In [86]:
import time
import requests
import re
from datetime import datetime
import warnings
warnings.filterwarnings('ignore')

import pandas as pd
from bs4 import BeautifulSoup

In [87]:
labels = ['Long Term Rentals', 'Room Rentals & Roommates', 'Short Term Rentals']

In [88]:
base_url = 'https://www.kijiji.ca/'

In [89]:
start_page = 1
short_term_url = base_url + f'b-short-term-rental/ontario/page-{start_page}/c42l9004'
room_and_rental_term_url = base_url + f'b-room-rental-roommate/ontario/page-{start_page}/c36l9004'

In [90]:
def get_links(url: str) -> list:
    response = requests.get(url)
    soup = BeautifulSoup(response.text, 'lxml')
    ads = soup.find_all("div", attrs={'class': 'search-item'})
    # remove third-party ad
    ads = [x for x in ads if ("cas-channel" not in x["class"]) & ("third-party" not in x["class"])]

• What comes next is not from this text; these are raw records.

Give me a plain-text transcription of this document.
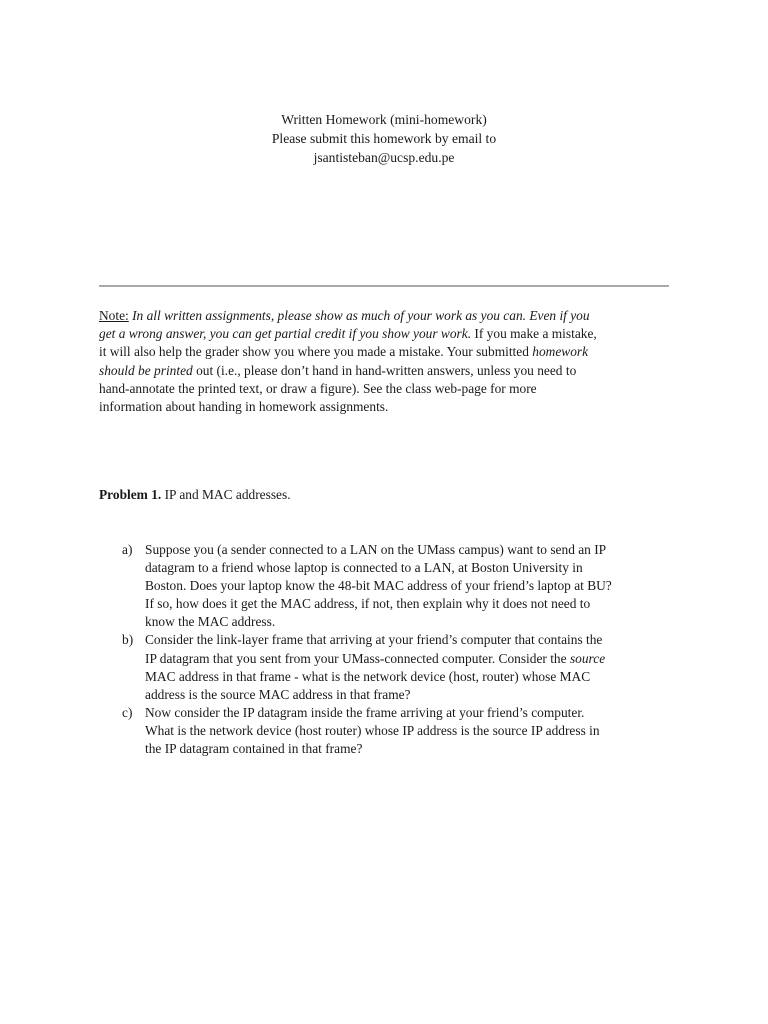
Written Homework (mini-homework)
Please submit this homework by email to
jsantisteban@ucsp.edu.pe
Note: In all written assignments, please show as much of your work as you can. Even if you
get a wrong answer, you can get partial credit if you show your work. If you make a mistake,
it will also help the grader show you where you made a mistake. Your submitted homework
should be printed out (i.e., please don’t hand in hand-written answers, unless you need to
hand-annotate the printed text, or draw a figure). See the class web-page for more
information about handing in homework assignments.
Problem 1. IP and MAC addresses.
a) Suppose you (a sender connected to a LAN on the UMass campus) want to send an IP
datagram to a friend whose laptop is connected to a LAN, at Boston University in
Boston. Does your laptop know the 48-bit MAC address of your friend’s laptop at BU?
If so, how does it get the MAC address, if not, then explain why it does not need to
know the MAC address.
b) Consider the link-layer frame that arriving at your friend’s computer that contains the
IP datagram that you sent from your UMass-connected computer. Consider the source
MAC address in that frame - what is the network device (host, router) whose MAC
address is the source MAC address in that frame?
c) Now consider the IP datagram inside the frame arriving at your friend’s computer.
What is the network device (host router) whose IP address is the source IP address in
the IP datagram contained in that frame?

    # create a list to store all of the URLs from the 
    ad_links = []
    for ad in ads:
        # parse the link from the ad
        link = ad.find_all("a", {"class": "title"})
        # add the link to the list
        for l in link:
            ad_links.append(base_url[:-1] + l["href"])
    return ad_links

In [154]:
long_term_list = []
for i in range(1, 5):
    long_term_url = base_url + f'b-apartments-condos/city-of-toronto/page-{i}/c37l1700273?ll=43.653226%2C-79.383184&address=Toronto%2C+ON&radius=18.0'
    long_term_list.append(get_links(long_term_url))
# short_term_list = get_links(short_term_url)
# room_and_rental_term_list = get_links(room_and_rental_term_url)

In [205]:
def get_context(url: str) -> None:
    global df1
    print(url)
    response = requests.get(url)
    soup = BeautifulSoup(response.text, 'html.parser')
    # get ad title
    try:
        title = soup.find("h1", class_=lambda cls: cls and 'title' in cls).text
    except AttributeError:
        
        title = None


    # get ad price
    try:
        # price = soup.find("span", attrs={"itemprop": "price"}).text
        price = soup.find("div", class_=lambda cls: cls and 'price' in cls).text
    except AttributeError:
        price = None

    # get date posted
    try:
        datetime_obj = soup.find("time")
        date_posted = datetime.fromisoformat(datetime_obj['datetime'][:-1])
    except (AttributeError, TypeError):
        date_posted = None

    # get ad description
    try:
        # description = soup.find("div", attrs={"itemprop": "description"}).text
        desc = soup.find("div", class_=lambda cls: cls and 'descriptionContainer' in cls)
        desc_html = desc.prettify()
        cleaned_text = re.sub('<.*?>', '', desc_html)
        description = re.sub(r'\n+\s+', '', cleaned_text)
    except AttributeError:
        description = None

    # get the ad city
    try:
        address = soup.find("span", attrs={"itemprop": "address"}).text
    except AttributeError:
        address = None
    # apend information to the dataframe
    df1 = df1.append({
        "title": title,
        "price": price,
        "description": description,
        "date_posted": date_posted,
        "address": address, 
        "url": url},
        ignore_index=True
    )


In [206]:
df = pd.DataFrame(columns=['title', 'description', 'price', 'date_posted', 'address', 'url'])

In [233]:
df1 = pd.DataFrame(columns=['title', 'description', 'price', 'date_posted', 'address', 'url'])

In [234]:
for url in long_term_list[3]:
    get_context(url)
    # context = get_context(url)
    # print(context)
    # df1.append(context, ignore_index=True)
# pd.concat([df, df1], ignore_index=True)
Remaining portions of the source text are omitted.